Model accuracy: 80% (4 out of 5 correct predictions).

## Linear Regression

- **Assumptions:**
  - Linearity: Relationship between variables is linear.
  - Independence: Residuals are independent.
  - Homoscedasticity: Residuals have constant variance.
  - Normality: Residuals follow a normal distribution.

- **Sum of Squared Errors (SSE):**
  - Measures the sum of squared differences between predicted and actual values.
  - $ SSE = \sum_{i=1}^{n} (y_i - \hat{y}_i)^2 $
  - Objective: Minimize SSE to obtain the best-fitting line.

- **Simple Linear Regression:**
  - One independent variable.
  - Equation: $ y = b_0 + b_1 \cdot x + \varepsilon $
  - Graph: Represents a straight line.

- **Multiple Linear Regression:**
  - Multiple independent variables.
  - Equation: $ y = b_0 + b_1 \cdot x_1 + b_2 \cdot x_2 + \ldots + b_n \cdot x_n + \varepsilon $
  - Graph: Represents a hyperplane in higher dimensions.

- **ε (Epsilon):**
  - Error term in regression equations.
  - Represents the unobserved factors affecting the dependent variable.

## Evaluation Metrics for Linear Regression

👉 $ \hat{y}_i $ represents the model's predictions.

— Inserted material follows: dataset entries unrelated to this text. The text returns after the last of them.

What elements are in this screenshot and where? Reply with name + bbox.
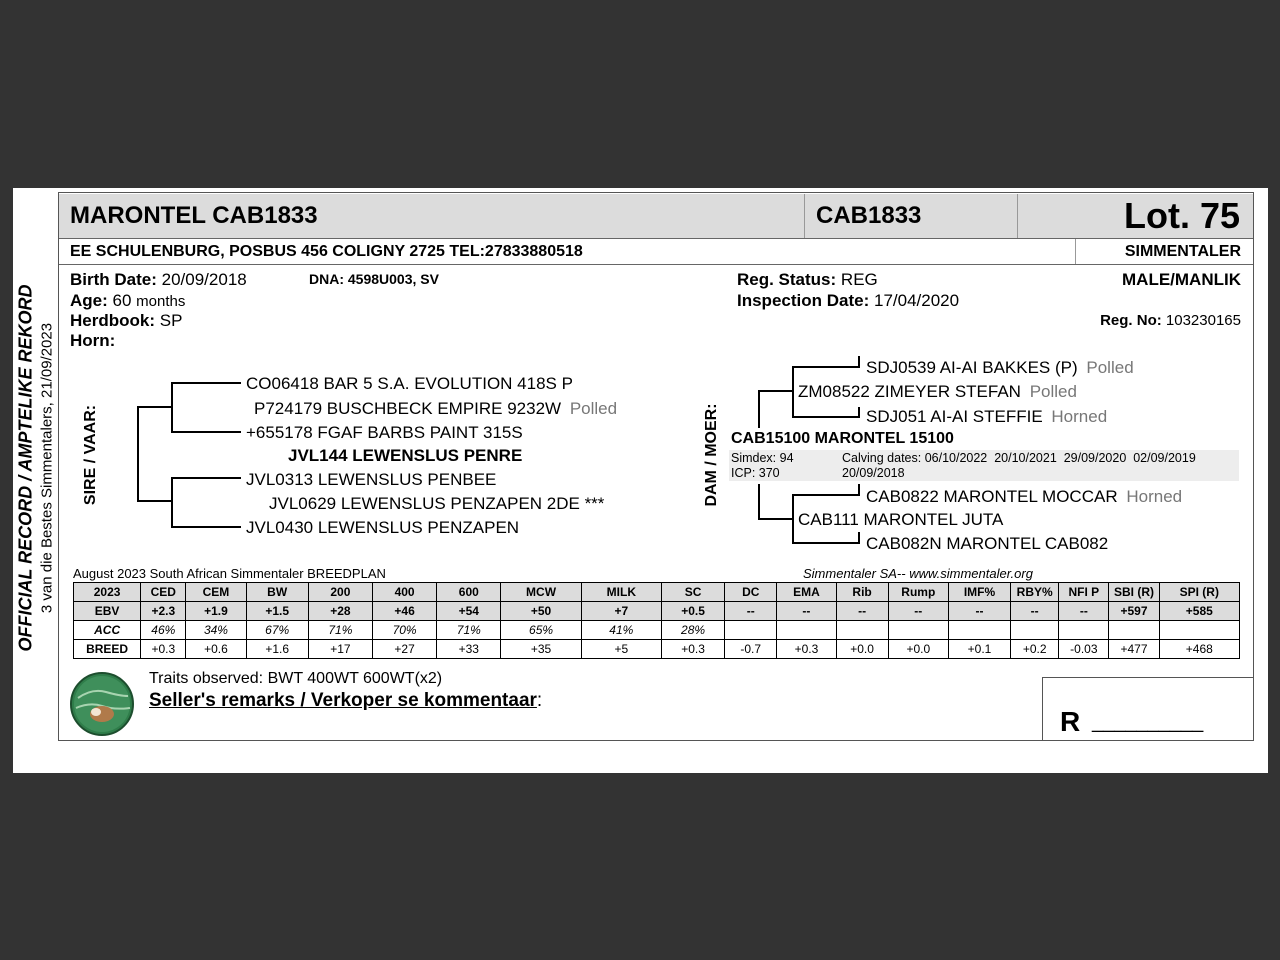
pedigree-line — [758, 390, 793, 392]
dna-label: DNA: — [309, 271, 344, 287]
ebv-cell — [777, 621, 836, 640]
ebv-cell: +1.5 — [246, 602, 308, 621]
dam-sire — [798, 382, 1077, 402]
sex-label: MALE/MANLIK — [1122, 270, 1241, 289]
ebv-cell: +0.0 — [888, 640, 948, 659]
dam-sire-sire-name: SDJ0539 AI-AI BAKKES (P) — [866, 358, 1078, 377]
horn-label: Horn: — [70, 331, 116, 350]
icp: ICP: 370 — [731, 466, 780, 480]
price-label: R — [1060, 706, 1081, 737]
ebv-cell: -- — [948, 602, 1010, 621]
ebv-cell — [888, 621, 948, 640]
pedigree-line — [858, 532, 860, 543]
reg-status-value: REG — [840, 270, 878, 289]
sale-subtitle: 3 van die Bestes Simmentalers, 21/09/2023 — [38, 322, 56, 614]
ebv-cell: +0.6 — [186, 640, 246, 659]
pedigree-line — [792, 494, 860, 496]
ebv-header-cell: IMF% — [948, 583, 1010, 602]
reg-status — [737, 270, 878, 290]
sire-side-label: SIRE / VAAR: — [82, 404, 99, 506]
ebv-cell: +2.3 — [141, 602, 186, 621]
pedigree-line — [858, 484, 860, 495]
breedplan-caption: August 2023 South African Simmentaler BREEDPLAN — [73, 566, 386, 581]
herdbook — [70, 311, 182, 331]
pedigree-line — [171, 477, 173, 526]
pedigree-line — [792, 366, 794, 416]
ebv-cell — [1059, 621, 1109, 640]
dam-sire-sire-horn: Polled — [1086, 358, 1134, 377]
ebv-cell: -- — [836, 602, 888, 621]
herdbook-label: Herdbook: — [70, 311, 155, 330]
reg-no-value: 103230165 — [1165, 312, 1241, 329]
title-divider — [1017, 194, 1018, 238]
pedigree-line — [858, 407, 860, 417]
ebv-row-acc — [74, 621, 1240, 640]
birth-date-label: Birth Date: — [70, 270, 157, 289]
sire-dam-parent: JVL0629 LEWENSLUS PENZAPEN 2DE *** — [269, 494, 605, 513]
remarks-colon: : — [536, 690, 543, 711]
owner-divider — [1075, 239, 1076, 264]
age-label: Age: — [70, 291, 108, 310]
ebv-cell — [725, 621, 777, 640]
ebv-cell: +0.5 — [661, 602, 724, 621]
ebv-cell: +33 — [437, 640, 501, 659]
ebv-cell: 46% — [141, 621, 186, 640]
animal-name: MARONTEL CAB1833 — [70, 202, 318, 229]
ebv-header-cell: 400 — [372, 583, 436, 602]
pedigree-line — [171, 526, 241, 528]
dam-sire-dam-name: SDJ051 AI-AI STEFFIE — [866, 407, 1043, 426]
calving-dates-label: Calving dates: — [842, 451, 922, 465]
ebv-cell: -- — [777, 602, 836, 621]
pedigree-line — [758, 518, 793, 520]
pedigree-line — [758, 484, 760, 519]
calving-dates-value: 06/10/2022 20/10/2021 29/09/2020 02/09/2019 — [924, 451, 1196, 465]
ebv-header-cell: Rib — [836, 583, 888, 602]
calving-dates — [842, 451, 1196, 465]
ebv-cell: 28% — [661, 621, 724, 640]
globe-cattle-icon — [72, 674, 132, 734]
sire-grandparent-name: P724179 BUSCHBECK EMPIRE 9232W — [254, 399, 562, 418]
ebv-cell — [836, 621, 888, 640]
ebv-cell: -- — [725, 602, 777, 621]
ebv-header-cell: SPI (R) — [1159, 583, 1239, 602]
breedplan-website: Simmentaler SA-- www.simmentaler.org — [803, 566, 1033, 581]
ebv-cell: 65% — [501, 621, 581, 640]
ebv-cell: 70% — [372, 621, 436, 640]
dna-value: 4598U003, SV — [347, 271, 439, 287]
ebv-cell: +17 — [308, 640, 372, 659]
ebv-cell: +477 — [1109, 640, 1159, 659]
dam-side-label: DAM / MOER: — [703, 403, 720, 507]
ebv-cell: 71% — [437, 621, 501, 640]
pedigree-line — [171, 382, 241, 384]
ebv-cell: +54 — [437, 602, 501, 621]
ebv-cell: -- — [1059, 602, 1109, 621]
herdbook-value: SP — [159, 311, 183, 330]
ebv-cell — [948, 621, 1010, 640]
ebv-cell: 34% — [186, 621, 246, 640]
ebv-row-label: ACC — [74, 621, 141, 640]
lot-number: Lot. 75 — [1123, 195, 1240, 236]
price-field[interactable]: __________ — [1092, 711, 1204, 733]
ebv-cell: +1.6 — [246, 640, 308, 659]
ebv-cell: +50 — [501, 602, 581, 621]
sire-name: JVL144 LEWENSLUS PENRE — [288, 446, 523, 465]
birth-date-value: 20/09/2018 — [161, 270, 247, 289]
pedigree-line — [171, 477, 241, 479]
reg-no-label: Reg. No: — [1100, 312, 1162, 329]
reg-no — [1100, 312, 1241, 329]
ebv-cell: +0.3 — [141, 640, 186, 659]
ebv-cell: +0.3 — [777, 640, 836, 659]
ebv-cell: 41% — [581, 621, 661, 640]
ebv-cell: 71% — [308, 621, 372, 640]
ebv-table — [73, 582, 1240, 659]
ebv-header-cell: CED — [141, 583, 186, 602]
ebv-cell: -0.7 — [725, 640, 777, 659]
dam-dam-sire-name: CAB0822 MARONTEL MOCCAR — [866, 487, 1118, 506]
animal-id: CAB1833 — [816, 202, 922, 229]
calving-dates-extra: 20/09/2018 — [842, 466, 905, 480]
inspection-date — [737, 291, 959, 311]
dam-dam-sire — [866, 487, 1182, 507]
pedigree-line — [792, 416, 860, 418]
ebv-cell: -- — [1011, 602, 1059, 621]
remarks-heading — [149, 690, 542, 712]
pedigree-line — [137, 406, 172, 408]
remarks-label: Seller's remarks / Verkoper se kommentaar — [149, 690, 537, 711]
dam-dam-sire-horn: Horned — [1126, 487, 1183, 506]
ebv-header-cell: DC — [725, 583, 777, 602]
ebv-row-breed — [74, 640, 1240, 659]
owner-info: EE SCHULENBURG, POSBUS 456 COLIGNY 2725 TEL:27833880518 — [70, 243, 583, 260]
age-value: 60 — [112, 291, 132, 310]
ebv-header-cell: EMA — [777, 583, 836, 602]
ebv-cell: +7 — [581, 602, 661, 621]
ebv-header-cell: BW — [246, 583, 308, 602]
age-unit: months — [136, 293, 186, 310]
ebv-header-cell: 200 — [308, 583, 372, 602]
ebv-cell — [1011, 621, 1059, 640]
dam-sire-sire — [866, 358, 1134, 378]
traits-observed: Traits observed: BWT 400WT 600WT(x2) — [149, 670, 443, 687]
inspection-date-label: Inspection Date: — [737, 291, 870, 310]
ebv-header-cell: SC — [661, 583, 724, 602]
pedigree-line — [758, 390, 760, 428]
ebv-cell: +5 — [581, 640, 661, 659]
ebv-header-cell: SBI (R) — [1109, 583, 1159, 602]
sire-sire: CO06418 BAR 5 S.A. EVOLUTION 418S P — [246, 374, 573, 393]
pedigree-line — [137, 500, 172, 502]
ebv-cell: +585 — [1159, 602, 1239, 621]
title-divider — [804, 194, 805, 238]
ebv-cell: +597 — [1109, 602, 1159, 621]
dam-sire-horn: Polled — [1029, 382, 1077, 401]
pedigree-line — [171, 382, 173, 431]
ebv-row-label: BREED — [74, 640, 141, 659]
dam-sire-dam-horn: Horned — [1051, 407, 1108, 426]
dam-dam-dam: CAB082N MARONTEL CAB082 — [866, 534, 1109, 553]
ebv-header-cell: 600 — [437, 583, 501, 602]
dam-dam: CAB111 MARONTEL JUTA — [798, 510, 1004, 529]
ebv-header-cell: 2023 — [74, 583, 141, 602]
sire-grandparent — [254, 399, 617, 419]
dam-name: CAB15100 MARONTEL 15100 — [731, 430, 954, 447]
ebv-cell — [1159, 621, 1239, 640]
ebv-cell: +35 — [501, 640, 581, 659]
inspection-date-value: 17/04/2020 — [873, 291, 960, 310]
pedigree-line — [792, 494, 794, 543]
ebv-header-cell: NFI P — [1059, 583, 1109, 602]
simmentaler-logo — [70, 672, 134, 736]
ebv-header-cell: Rump — [888, 583, 948, 602]
ebv-cell: +468 — [1159, 640, 1239, 659]
sire-dam-sire: JVL0313 LEWENSLUS PENBEE — [246, 470, 497, 489]
ebv-cell — [1109, 621, 1159, 640]
ebv-cell: -- — [888, 602, 948, 621]
ebv-cell: +0.2 — [1011, 640, 1059, 659]
ebv-cell: +46 — [372, 602, 436, 621]
ebv-cell: +0.0 — [836, 640, 888, 659]
ebv-row-ebv — [74, 602, 1240, 621]
pedigree-line — [171, 431, 241, 433]
pedigree-line — [792, 366, 860, 368]
pedigree-line — [137, 406, 139, 501]
age — [70, 291, 185, 311]
ebv-cell: +27 — [372, 640, 436, 659]
dna — [309, 271, 439, 287]
birth-date — [70, 270, 247, 290]
ebv-header-cell: CEM — [186, 583, 246, 602]
pedigree-line — [858, 356, 860, 367]
ebv-cell: +0.3 — [661, 640, 724, 659]
dam-sire-name: ZM08522 ZIMEYER STEFAN — [798, 382, 1021, 401]
ebv-cell: +28 — [308, 602, 372, 621]
sire-dam-dam: JVL0430 LEWENSLUS PENZAPEN — [246, 518, 520, 537]
official-record-label: OFFICIAL RECORD / AMPTELIKE REKORD — [15, 284, 36, 652]
ebv-row-label: EBV — [74, 602, 141, 621]
simdex: Simdex: 94 — [731, 451, 794, 465]
ebv-cell: 67% — [246, 621, 308, 640]
pedigree-line — [792, 542, 860, 544]
ebv-cell: -0.03 — [1059, 640, 1109, 659]
breed-label: SIMMENTALER — [1124, 243, 1241, 260]
ebv-header-cell: RBY% — [1011, 583, 1059, 602]
ebv-header-cell: MCW — [501, 583, 581, 602]
reg-status-label: Reg. Status: — [737, 270, 837, 289]
ebv-header-row — [74, 583, 1240, 602]
ebv-header-cell: MILK — [581, 583, 661, 602]
sire-grandparent-horn: Polled — [569, 399, 618, 418]
sire-dam: +655178 FGAF BARBS PAINT 315S — [246, 423, 523, 442]
ebv-cell: +0.1 — [948, 640, 1010, 659]
ebv-cell: +1.9 — [186, 602, 246, 621]
dam-sire-dam — [866, 407, 1107, 427]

👉 $ \bar{y} $ is the average of the actual $y$ values.
  
  - **Mean Absolute Error (MAE):**
    - $ MAE = \frac{1}{n} \sum_{i=1}^{n} |y_i - \hat{y}_i| $
  - **Mean Squared Error (MSE):**
    - $ MSE = \frac{1}{n} \sum_{i=1}^{n} (y_i - \hat{y}_i)^2 $
  - **Root Mean Squared Error (RMSE):**
    - $ RMSE = \sqrt{MSE} $
  - **R-squared ($ R^2 $): Coefficient of determination**
    - Measures the proportion of variance in the dependent variable explained by the independent variables.
    - $ R^2 = 1 - \frac{RSS}{TSS} $
    - $ RSS $: Residual Sum of Squares ($ \sum_{i=1}^{n} (y_i - \hat{y}_i)^2 $)
    - $ TSS $: Total Sum of Squares ($ \sum_{i=1}^{n} (y_i - \bar{y})^2 $)
    - Ranges from 0 to 1.
    - Higher $R^2$ indicates better fit.

#  K-Means Clustering

![image.png](attachment:image.png)

👉 Unsupervised machine learning algorithm for partitioning data into 'K' clusters.

- **Process:**
  1. **Initialization:** Randomly select 'K' centroids.
  2. **Assignment:** Assign each point to the nearest centroid.
  3. **Update:** Recalculate centroids based on assigned points.
  4. **Repeat:** Iteratively reassign and update centroids.
- **Objective:** Minimize intra-cluster variance.
- **Applications:** Image segmentation, customer segmentation, anomaly detection.
- **Limitations:** Sensitive to initial centroids, assumes clusters are spherical.

![image-2.png](attachment:image-2.png)

**🚨 Expectation maximization**
![image-3.png](attachment:image-3.png)

# Principal Component:
  - Direction of maximum variance in data.
  - **Key Points:**
    - Each principal component is orthogonal to others.
    - Used to simplify complex data structures.
  - **Significance:**
    - First component captures the most variance.
    - Subsequent components capture less, in order.
  - **Application:**
    - Basis for dimensionality reduction in PCA.
    - Represents the dominant patterns in the data.

# Principal Component Analysis (PCA):

![image.png](attachment:image.png)

  - PCA is sensitive to scale, so standardizing is crucial.
  - **Purpose:**
    - Simplify data while retaining key info.
    - Focuses on key features.
  - **Process:**
    - Find axes (principal components) of max variance.
    - Project data onto these components.
  - **Result:**
    - New uncorrelated features (principal components).
      - Reduces dimensionality.
    - Principal components capture data variability.
      - Maintains data variance.
  - **Applications:** Dimensionality reduction, noise reduction.
  - **Useful for:**
    - Visualizing high-dimensional data.
    - Speeding up machine learning algorithms.